名なしの森
主人公の章は、中学二年生にして倒錯した考え方が身に付き、生きにくさを感じていた。
そんな章は、同じ塾に通う一つ上の先輩・宮沢に憧れ、話したいとずっと思っていた。
宮沢は成績優秀だが友人を作らず、医者の息子であり180cm以上ある体を持て余していたが、意外にも読書家であることを章は知り、話してみたいと感じたからだ。
夏休みに宮沢と汽車で一緒になり、話す機会が訪れる。
「今度、お前を”おれたちの村”へ連れていってやる」と宮沢は言う。
そこは少年少女が独自の国家を形成した、秘密結社のような集団で…
二人の関係性が危うく、とても素晴らしいです…!!
変身譜
貞子は、今やシャンソン評論家として憧れの的である千晶の顧問的存在である。
最近、千晶に纏わりつく一人の老女がおり、千晶から「私の代わりに、辞めるように説得してほしい」と貞子は頼まれる。

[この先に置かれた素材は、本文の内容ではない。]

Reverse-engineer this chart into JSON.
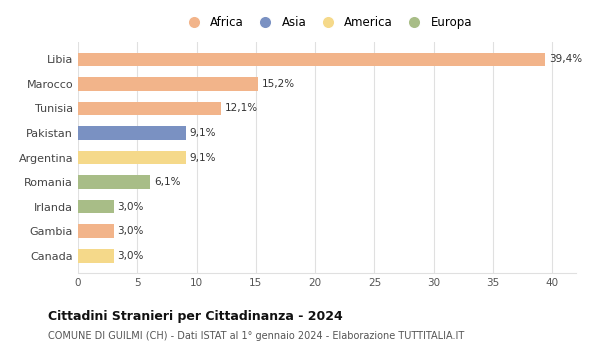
{
  "countries": [
    "Libia",
    "Marocco",
    "Tunisia",
    "Pakistan",
    "Argentina",
    "Romania",
    "Irlanda",
    "Gambia",
    "Canada"
  ],
  "values": [
    39.4,
    15.2,
    12.1,
    9.1,
    9.1,
    6.1,
    3.0,
    3.0,
    3.0
  ],
  "labels": [
    "39,4%",
    "15,2%",
    "12,1%",
    "9,1%",
    "9,1%",
    "6,1%",
    "3,0%",
    "3,0%",
    "3,0%"
  ],
  "colors": [
    "#F2B48A",
    "#F2B48A",
    "#F2B48A",
    "#7A91C2",
    "#F5D98A",
    "#A8BD87",
    "#A8BD87",
    "#F2B48A",
    "#F5D98A"
  ],
  "categories": [
    "Africa",
    "Asia",
    "America",
    "Europa"
  ],
  "legend_colors": [
    "#F2B48A",
    "#7A91C2",
    "#F5D98A",
    "#A8BD87"
  ],
  "title": "Cittadini Stranieri per Cittadinanza - 2024",
  "subtitle": "COMUNE DI GUILMI (CH) - Dati ISTAT al 1° gennaio 2024 - Elaborazione TUTTITALIA.IT",
  "xlim": [
    0,
    42
  ],
  "xticks": [
    0,
    5,
    10,
    15,
    20,
    25,
    30,
    35,
    40
  ],
  "bg_color": "#ffffff",
  "grid_color": "#e0e0e0"
}
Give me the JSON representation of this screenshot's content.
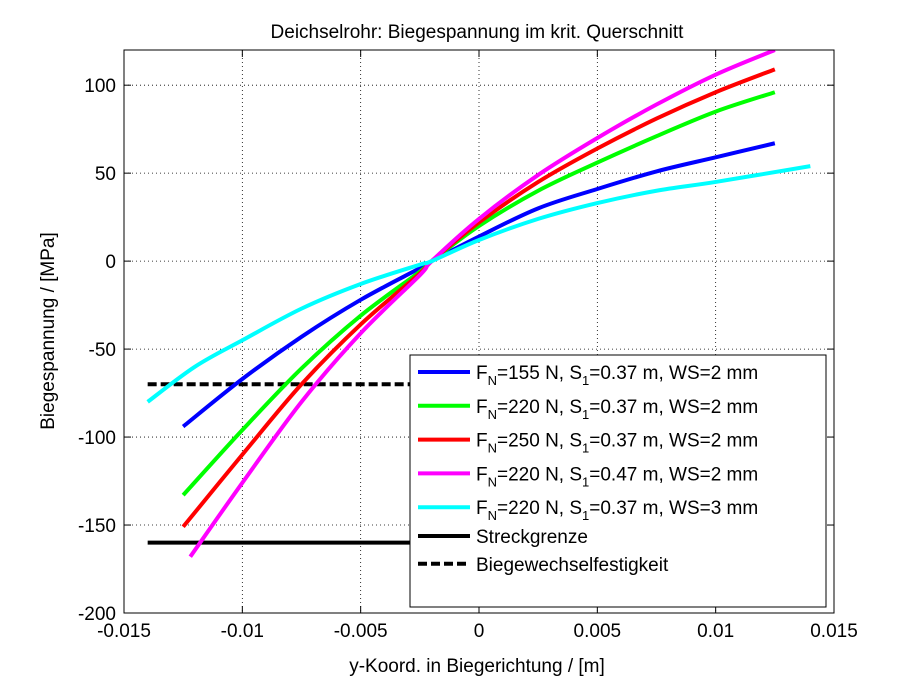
{
  "chart_data": {
    "type": "line",
    "title": "Deichselrohr: Biegespannung im krit. Querschnitt",
    "xlabel": "y-Koord. in Biegerichtung / [m]",
    "ylabel": "Biegespannung / [MPa]",
    "xlim": [
      -0.015,
      0.015
    ],
    "ylim": [
      -200,
      120
    ],
    "xticks": [
      -0.015,
      -0.01,
      -0.005,
      0,
      0.005,
      0.01,
      0.015
    ],
    "xtick_labels": [
      "-0.015",
      "-0.01",
      "-0.005",
      "0",
      "0.005",
      "0.01",
      "0.015"
    ],
    "yticks": [
      -200,
      -150,
      -100,
      -50,
      0,
      50,
      100
    ],
    "ytick_labels": [
      "-200",
      "-150",
      "-100",
      "-50",
      "0",
      "50",
      "100"
    ],
    "grid": true,
    "legend_position": "bottom-right",
    "series": [
      {
        "name": "F_N=155 N, S_1=0.37 m, WS=2 mm",
        "legend": {
          "pre": "F",
          "sub1": "N",
          "mid": "=155 N, S",
          "sub2": "1",
          "post": "=0.37 m, WS=2 mm"
        },
        "color": "#0000ff",
        "style": "solid",
        "x": [
          -0.0125,
          -0.01,
          -0.0075,
          -0.005,
          -0.0025,
          -0.002,
          0,
          0.0025,
          0.005,
          0.0075,
          0.01,
          0.0125
        ],
        "y": [
          -94,
          -67,
          -43,
          -22,
          -4,
          0,
          14,
          30,
          41,
          51,
          59,
          67
        ]
      },
      {
        "name": "F_N=220 N, S_1=0.37 m, WS=2 mm",
        "legend": {
          "pre": "F",
          "sub1": "N",
          "mid": "=220 N, S",
          "sub2": "1",
          "post": "=0.37 m, WS=2 mm"
        },
        "color": "#00ff00",
        "style": "solid",
        "x": [
          -0.0125,
          -0.01,
          -0.0075,
          -0.005,
          -0.0025,
          -0.002,
          0,
          0.0025,
          0.005,
          0.0075,
          0.01,
          0.0125
        ],
        "y": [
          -133,
          -96,
          -61,
          -31,
          -6,
          0,
          20,
          40,
          56,
          71,
          85,
          96
        ]
      },
      {
        "name": "F_N=250 N, S_1=0.37 m, WS=2 mm",
        "legend": {
          "pre": "F",
          "sub1": "N",
          "mid": "=250 N, S",
          "sub2": "1",
          "post": "=0.37 m, WS=2 mm"
        },
        "color": "#ff0000",
        "style": "solid",
        "x": [
          -0.0125,
          -0.01,
          -0.0075,
          -0.005,
          -0.0025,
          -0.002,
          0,
          0.0025,
          0.005,
          0.0075,
          0.01,
          0.0125
        ],
        "y": [
          -151,
          -110,
          -70,
          -36,
          -7,
          0,
          22,
          45,
          64,
          81,
          96,
          109
        ]
      },
      {
        "name": "F_N=220 N, S_1=0.47 m, WS=2 mm",
        "legend": {
          "pre": "F",
          "sub1": "N",
          "mid": "=220 N, S",
          "sub2": "1",
          "post": "=0.47 m, WS=2 mm"
        },
        "color": "#ff00ff",
        "style": "solid",
        "x": [
          -0.0122,
          -0.01,
          -0.0075,
          -0.005,
          -0.0025,
          -0.002,
          0,
          0.0025,
          0.005,
          0.0075,
          0.01,
          0.0125
        ],
        "y": [
          -168,
          -126,
          -80,
          -41,
          -8,
          0,
          24,
          49,
          70,
          89,
          106,
          120
        ]
      },
      {
        "name": "F_N=220 N, S_1=0.37 m, WS=3 mm",
        "legend": {
          "pre": "F",
          "sub1": "N",
          "mid": "=220 N, S",
          "sub2": "1",
          "post": "=0.37 m, WS=3 mm"
        },
        "color": "#00ffff",
        "style": "solid",
        "x": [
          -0.014,
          -0.012,
          -0.01,
          -0.0075,
          -0.005,
          -0.0025,
          -0.002,
          0,
          0.0025,
          0.005,
          0.0075,
          0.01,
          0.014
        ],
        "y": [
          -80,
          -60,
          -45,
          -27,
          -13,
          -2,
          0,
          12,
          24,
          33,
          40,
          45,
          54
        ]
      },
      {
        "name": "Streckgrenze",
        "legend": {
          "pre": "Streckgrenze"
        },
        "color": "#000000",
        "style": "solid",
        "x": [
          -0.014,
          0.0125
        ],
        "y": [
          -160,
          -160
        ]
      },
      {
        "name": "Biegewechselfestigkeit",
        "legend": {
          "pre": "Biegewechselfestigkeit"
        },
        "color": "#000000",
        "style": "dashed",
        "x": [
          -0.014,
          0.0125
        ],
        "y": [
          -70,
          -70
        ]
      }
    ]
  }
}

貞子は女と二人で話をしてみると、女は「千晶のせいで女に目覚めてしまった」と言って…
レズビアンのお話です。
干からびた犯罪
四十年前に亡くなった、かつての恋人の死の真相を探しに、多佳子は田端を訪れる。
そこで旧い友人の好子と、その仲間に偶然出会い、お茶会に誘われる。
実はルイス・キャロルの『不思議の国のアリス』を模した奇妙なお茶会で、仲間の一人は霊媒師であるという。
霊媒師はかつての多佳子の恋人の霊をおろし、多佳子の名を呼び、死の真相を語り始める…
盲目の薔薇
独り暮らしの女の家には、たくさんの薔薇が植えられている。
だが、今年は蕾が開かない。
ある日女の家にやって来た研ぎ屋の青年は、園芸が専門だというので、薔薇を診てもらうことに。
女は薔薇の心配もしていたが、青年を何とか引き止めたいと、今後も来て欲しいと頼む。
青年との交わりの中で、女は自分がなぜ独りでここにいるかを思い出す。
青年が…めちゃくちゃいいです…
一粒の葡萄もし…
食べるとセックスに関することだけ、他人の感情が読み取れる葡萄。
それを食べた女性二人の巡りあわせのお話。
花火闇
真奈は仕事仲間の澄人と、架空の男女を造り遊んでいた。
真奈にはまた、『甘美な姉』と自分に熱い視線を送る叔父の存在があった…
関係性がもつれあう、お耽美なお話です。レズ描写あり。
あるふぁべてぃっく
資産家で年を取ってきた伯母が、親族を集める。
親族たちは、遺産相続についてそれぞれ思惑を持っており…
男色家の朝の歌
主人公は、自分の意思と関係なく体や時間を行ったり来たりしてしまう、特殊な能力を持っている。
長野さんの「あめふらし」的な雰囲気です。